Para pencari ilmu (mahasiswa) yang terdiri dari para sahabat dan tabiin, mengerti benar ketinggian ilmu
Zaid bin Tsabit. Karena itu mereka sangat hormat dan memuliakannya, mengingat ilmu yang bersarang di
dadanya ialah ilmu Al-Qur’an.
Seorang sahabat lautan ilmu pula, yaitu Abdullah bin Abbas, pernah melihat Zaid bin Tsabit direpotkan
hewan yang sedang dekendarainya. Lalu Abdullah berdiri di hadapan kendaraan itu dan memegang
talinya supaya tenang. Kata Zaid bin Tsabit kepada Abdullah bin Abbas, “Biarkan saja hewan itu, wahai
anak paman Rasulullah!”

Jawab Ibnu Abbas, “Beginilah kami diperintahkan Rasulullah menghormati ulama kami.”
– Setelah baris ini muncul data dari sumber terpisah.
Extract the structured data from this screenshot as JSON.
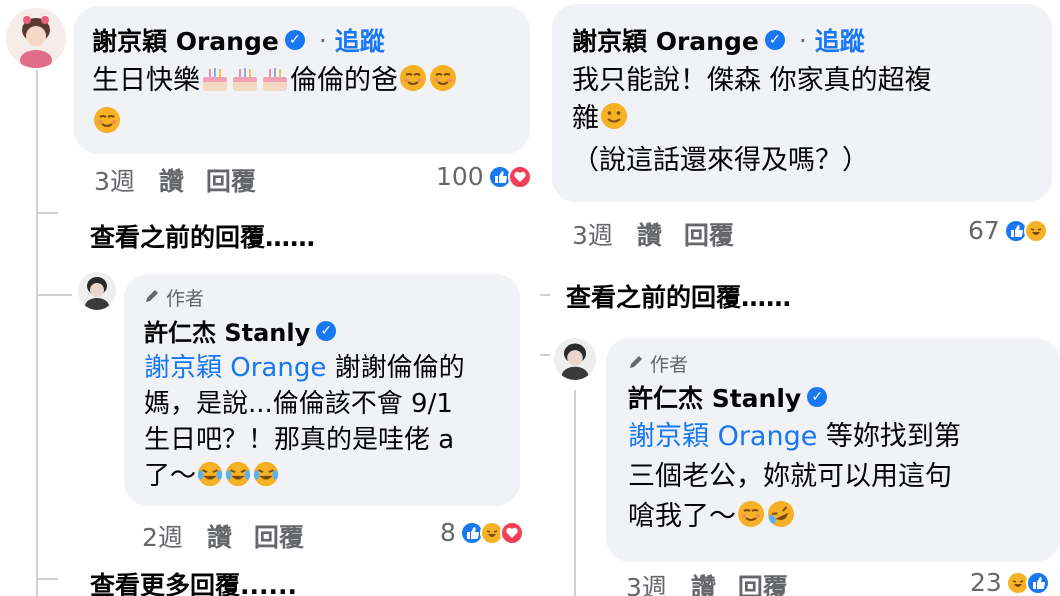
{
  "left": {
    "comment": {
      "author": "謝京穎 Orange",
      "follow_label": "追蹤",
      "dot": "·",
      "text_1": "生日快樂",
      "text_2": "倫倫的爸",
      "time": "3週",
      "like_label": "讚",
      "reply_label": "回覆",
      "reaction_count": "100"
    },
    "view_previous": "查看之前的回覆……",
    "reply": {
      "author_tag": "作者",
      "author": "許仁杰 Stanly",
      "mention": "謝京穎 Orange",
      "line_1": " 謝謝倫倫的",
      "line_2": "媽，是說...倫倫該不會 9/1",
      "line_3": "生日吧？！那真的是哇佬 a",
      "line_4": "了～",
      "time": "2週",
      "like_label": "讚",
      "reply_label": "回覆",
      "reaction_count": "8"
    },
    "view_more": "查看更多回覆......"
  },
  "right": {
    "comment": {
      "author": "謝京穎 Orange",
      "follow_label": "追蹤",
      "dot": "·",
      "line_1": "我只能說！傑森 你家真的超複",
      "line_2": "雜",
      "line_3": "（說這話還來得及嗎？）",
      "time": "3週",
      "like_label": "讚",
      "reply_label": "回覆",
      "reaction_count": "67"
    },
    "view_previous": "查看之前的回覆……",
    "reply": {
      "author_tag": "作者",
      "author": "許仁杰 Stanly",
      "mention": "謝京穎 Orange",
      "line_1": " 等妳找到第",
      "line_2": "三個老公，妳就可以用這句",
      "line_3": "嗆我了～",
      "time": "3週",
      "like_label": "讚",
      "reply_label": "回覆",
      "reaction_count": "23"
    }
  },
  "colors": {
    "bubble": "#f0f2f5",
    "link_blue": "#1877f2",
    "meta_gray": "#65676b",
    "like_blue": "#1877f2",
    "love_red": "#f33e58",
    "haha_yellow": "#f7b125"
  }
}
Kata Zaid, “Coba perlihatkan tangan Anda kepada saya!”

Ibnu Abbas mengulurkan tangannya kepada Zaid. Zaid bin Tsabit memegang tangan Ibnu Abbas lalu
menciumnya. Kata Zaid, “Begitulah caranya kami diperintahkan Rasulullah SAW menghormati keluarga
Nabi kami.”

Tatkala Zaid bin Tsabit berpulang ke rahmatullah, kaum muslimin menangis karena pelita ilmu yang
menyala telah padam.

Berkata Abu Hurairah, “Telah meninggal samudra ilmu umat ini. Semoga Allah menggantinya dengan
Ibnu Abbas.”

Penyair Rasulullah, Hasan bin Tsabit, menangisi Zaid bin Tsabit dan dirinya sendiri dengan seuntai sajak
yang indah:

Siapakah lagi merangkai sajak sesudah Hasan dan anaknya

Manakah lagi menara ilmu sesudah Zaid bin Tsabit?

Semoga Allah senantiasa melimpahkan rahmat dan ridha-Nya kepada almarhum. Amin.

Itulah sepenggal kisah tauladan yang bisa kita jadikan contoh agar membuat peradaban islam kembali
bangkit. Pemuda hari ini adalah gambaran masa depan.